Listen wasn’t eager to go with Matt, but Dr. Rivas explained that it was her duty. Matt was the new
patrón
, and they had to obey him. She seemed to accept this, although she folded her arms to keep from taking his hand. The doctor must have relayed a message, because the eejits had already put up a table under the arbor by the time they arrived. A fine spray of water cooled the air, and birds flew back and forth through the mist. A mockingbird sat at the top of the arbor and sang.

Lunch was a large pizza and a salad. Listen wriggled in anticipation as the doctor served Matt first, then himself, and
last of all her. She inhaled the odor of hot cheese and pepperoni, but she didn’t eat until Dr. Rivas had given her permission.

“What do you like to do?” Matt asked her.

“Don’t know,” said Listen.

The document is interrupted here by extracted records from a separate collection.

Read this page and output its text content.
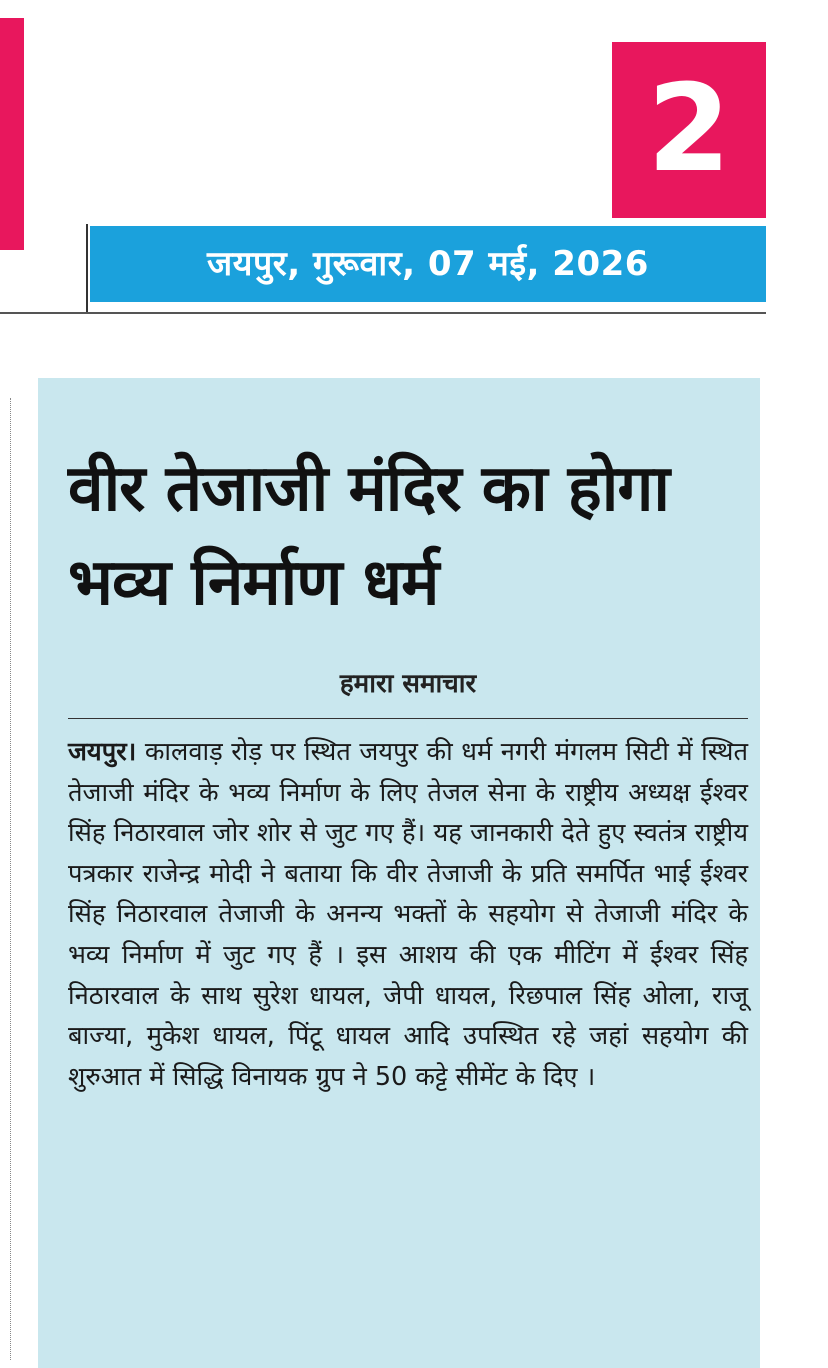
2
जयपुर, गुरूवार, 07 मई, 2026
वीर तेजाजी मंदिर का होगा भव्य निर्माण धर्म
हमारा समाचार

जयपुर। कालवाड़ रोड़ पर स्थित जयपुर की धर्म नगरी मंगलम सिटी में स्थित तेजाजी मंदिर के भव्य निर्माण के लिए तेजल सेना के राष्ट्रीय अध्यक्ष ईश्वर सिंह निठारवाल जोर शोर से जुट गए हैं। यह जानकारी देते हुए स्वतंत्र राष्ट्रीय पत्रकार राजेन्द्र मोदी ने बताया कि वीर तेजाजी के प्रति समर्पित भाई ईश्वर सिंह निठारवाल तेजाजी के अनन्य भक्तों के सहयोग से तेजाजी मंदिर के भव्य निर्माण में जुट गए हैं । इस आशय की एक मीटिंग में ईश्वर सिंह निठारवाल के साथ सुरेश धायल, जेपी धायल, रिछपाल सिंह ओला, राजू बाज्या, मुकेश धायल, पिंटू धायल आदि उपस्थित रहे जहां सहयोग की शुरुआत में सिद्धि विनायक ग्रुप ने 50 कट्टे सीमेंट के दिए ।
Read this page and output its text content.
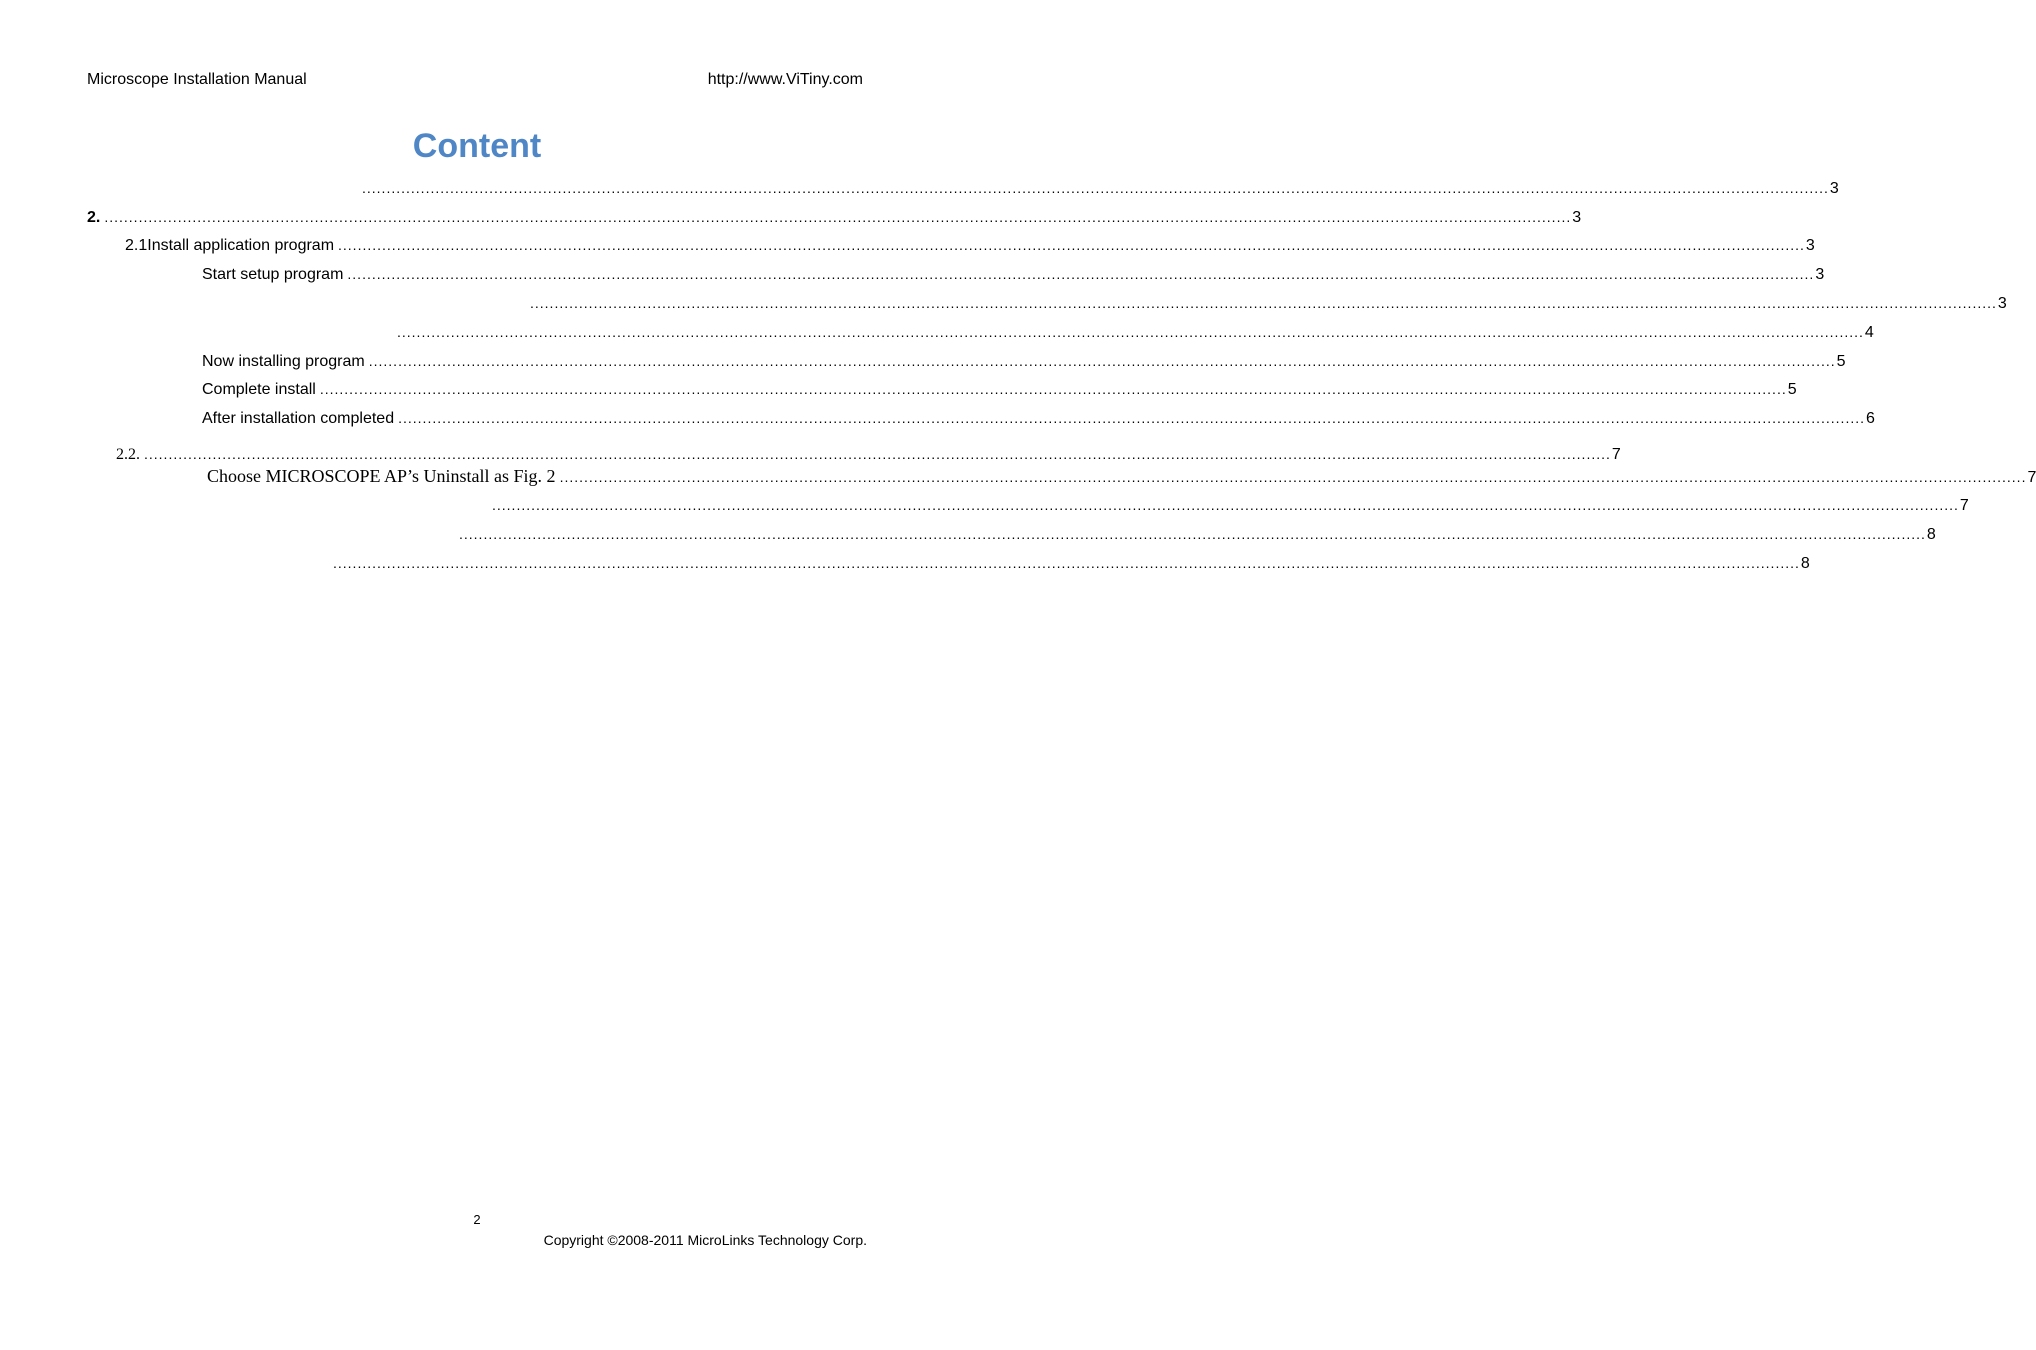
Microscope Installation Manual	http://www.ViTiny.com
Content
............................................................................................................................................................................................................................................................................................................ 3
2. ............................................................................................................................................................................................................................................................................................................ 3
2.1 Install application program ............................................................................................................................................................................................................................................................................................................ 3
Start setup program ............................................................................................................................................................................................................................................................................................................ 3
............................................................................................................................................................................................................................................................................................................ 3
............................................................................................................................................................................................................................................................................................................ 4
Now installing program ............................................................................................................................................................................................................................................................................................................ 5
Complete install ............................................................................................................................................................................................................................................................................................................ 5
After installation completed ............................................................................................................................................................................................................................................................................................................ 6
2.2. ............................................................................................................................................................................................................................................................................................................ 7
Choose MICROSCOPE AP’s Uninstall as Fig. 2 ............................................................................................................................................................................................................................................................................................................ 7
............................................................................................................................................................................................................................................................................................................ 7
............................................................................................................................................................................................................................................................................................................ 8
............................................................................................................................................................................................................................................................................................................ 8
2
Copyright ©2008-2011 MicroLinks Technology Corp.
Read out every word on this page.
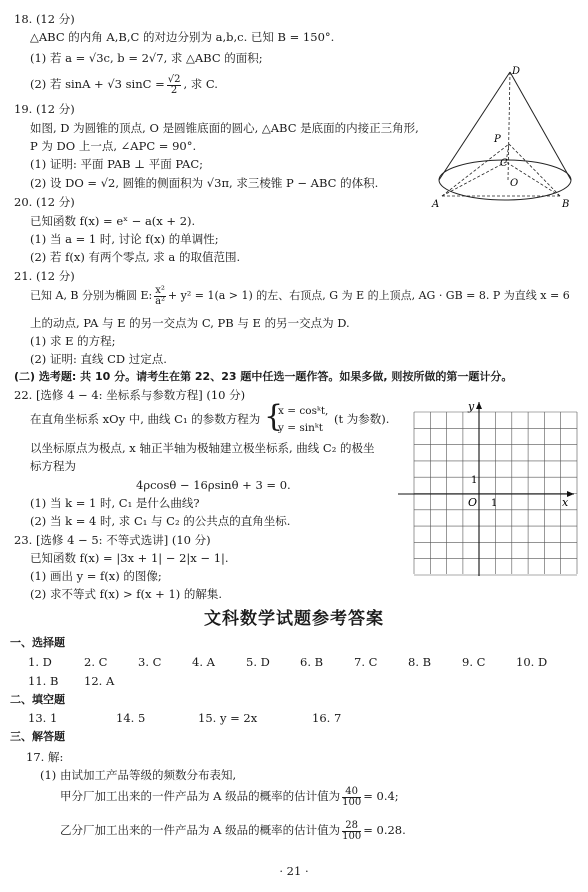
18. (12 分)
△ABC 的内角 A,B,C 的对边分别为 a,b,c. 已知 B = 150°.
(1) 若 a = √3c, b = 2√7, 求 △ABC 的面积;
(2) 若 sinA + √3 $\sin C = \frac{√2}{2}$ , 求 C.
19. (12 分)
如图, D 为圆锥的顶点, O 是圆锥底面的圆心, △ABC 是底面的内接正三角形,
P 为 DO 上一点, ∠APC = 90°.
(1) 证明: 平面 PAB ⊥ 平面 PAC;
(2) 设 DO = √2, 圆锥的侧面积为 √3π, 求三棱锥 P − ABC 的体积.
D
P
C
O
A	B
20. (12 分)
已知函数 f(x) = eˣ − a(x + 2).
(1) 当 a = 1 时, 讨论 f(x) 的单调性;
(2) 若 f(x) 有两个零点, 求 a 的取值范围.
21. (12 分)
已知 A, B 分别为椭圆 E: $\frac{\text{x²}}{\text{a²}} + y^2 = 1(a > 1)$ 的左、右顶点, G 为 E 的上顶点, AG · GB = 8. P 为直线 x = 6
上的动点, PA 与 E 的另一交点为 C, PB 与 E 的另一交点为 D.
(1) 求 E 的方程;
(2) 证明: 直线 CD 过定点.
(二) 选考题: 共 10 分。请考生在第 22、23 题中任选一题作答。如果多做, 则按所做的第一题计分。
22. [选修 4 − 4: 坐标系与参数方程] (10 分)
在直角坐标系 xOy 中, 曲线 C₁ 的参数方程为 {
x = cosᵏt,
y = sinᵏt
(t 为参数).
以坐标原点为极点, x 轴正半轴为极轴建立极坐标系, 曲线 C₂ 的极坐
标方程为
4ρcosθ − 16ρsinθ + 3 = 0.
(1) 当 k = 1 时, C₁ 是什么曲线?
(2) 当 k = 4 时, 求 C₁ 与 C₂ 的公共点的直角坐标.
y
x
O 1
1
23. [选修 4 − 5: 不等式选讲] (10 分)
已知函数 f(x) = |3x + 1| − 2|x − 1|.
(1) 画出 y = f(x) 的图像;
(2) 求不等式 f(x) > f(x + 1) 的解集.
文科数学试题参考答案
一、选择题
1. D	2. C	3. C	4. A	5. D	6. B	7. C	8. B	9. C	10. D
11. B 12. A
二、填空题
13. 1	14. 5	15. y = 2x	16. 7
三、解答题
17. 解:
(1) 由试加工产品等级的频数分布表知,
甲分厂加工出来的一件产品为 A 级品的概率的估计值为 $\frac{40}{100} = 0.4$;
乙分厂加工出来的一件产品为 A 级品的概率的估计值为 $\frac{28}{100} = 0.28$.
· 21 ·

She ate with surprising delicacy, or perhaps Matt was only used to Mirasol’s wholehearted gobbling.

“Do you like dolls or coloring books?” Matt tried to remember what he did at her age. “Do you watch TV?”

“Don’t know.”

“That’s very rude, Listen,” said Dr. Rivas. “Answer the
patrón
.”

“I like all of them,” the girl said sullenly.

“Did you ever see
El Látigo Negro
?” Matt said, naming his favorite show.

“I might have,” Listen said.

“I liked the battles El Látigo had with the Queen of Skulls. She was always playing dirty tricks on him.”

“She turned into a snake once and he picked it up, thinking it was his whip,” said Listen.

“I remember that! It bit him and he almost died.” Little by little Matt drew her out until she was almost relaxed, but she kept her distance.

For dessert they had watermelon. It was brought to them by Mirasol, who was followed by a chef in a long white apron. “I had to let her come,” he said apologetically. “She kept jittering, and I didn’t know what to do.”

“That’s all right,” said Dr. Rivas. Mirasol took up her post by Matt’s chair. She was in her waitress uniform again. “Listen, you may take slices of watermelon for yourself and Mbongeni, but pick out the seeds before you give him any.” The girl slid out of her chair and made a speedy exit.

The doctor turned toward Matt. “Aren’t you going to ask me who Mbongeni’s original is?”

“It doesn’t matter. I’m not going to allow the boy to be operated on,” Matt said.

“He’s Glass Eye Dabengwa’s clone.”

A vague feeling of dread came over Matt. He found it difficult to connect the happy child with the sinister adult, but someday—if Mbongeni survived—he would turn into an elephant-gray monster with yellow eyes. “Why is he here?”

“This hospital was the finest of its kind in the world. It was a safe place for the drug lords to raise their clones, and in those days El Patrón was Glass Eye’s ally. That was when he was still president of Nigeria. Now he’s retired. El Patrón’s great-great-grandson Benito married Dabengwa’s daughter.”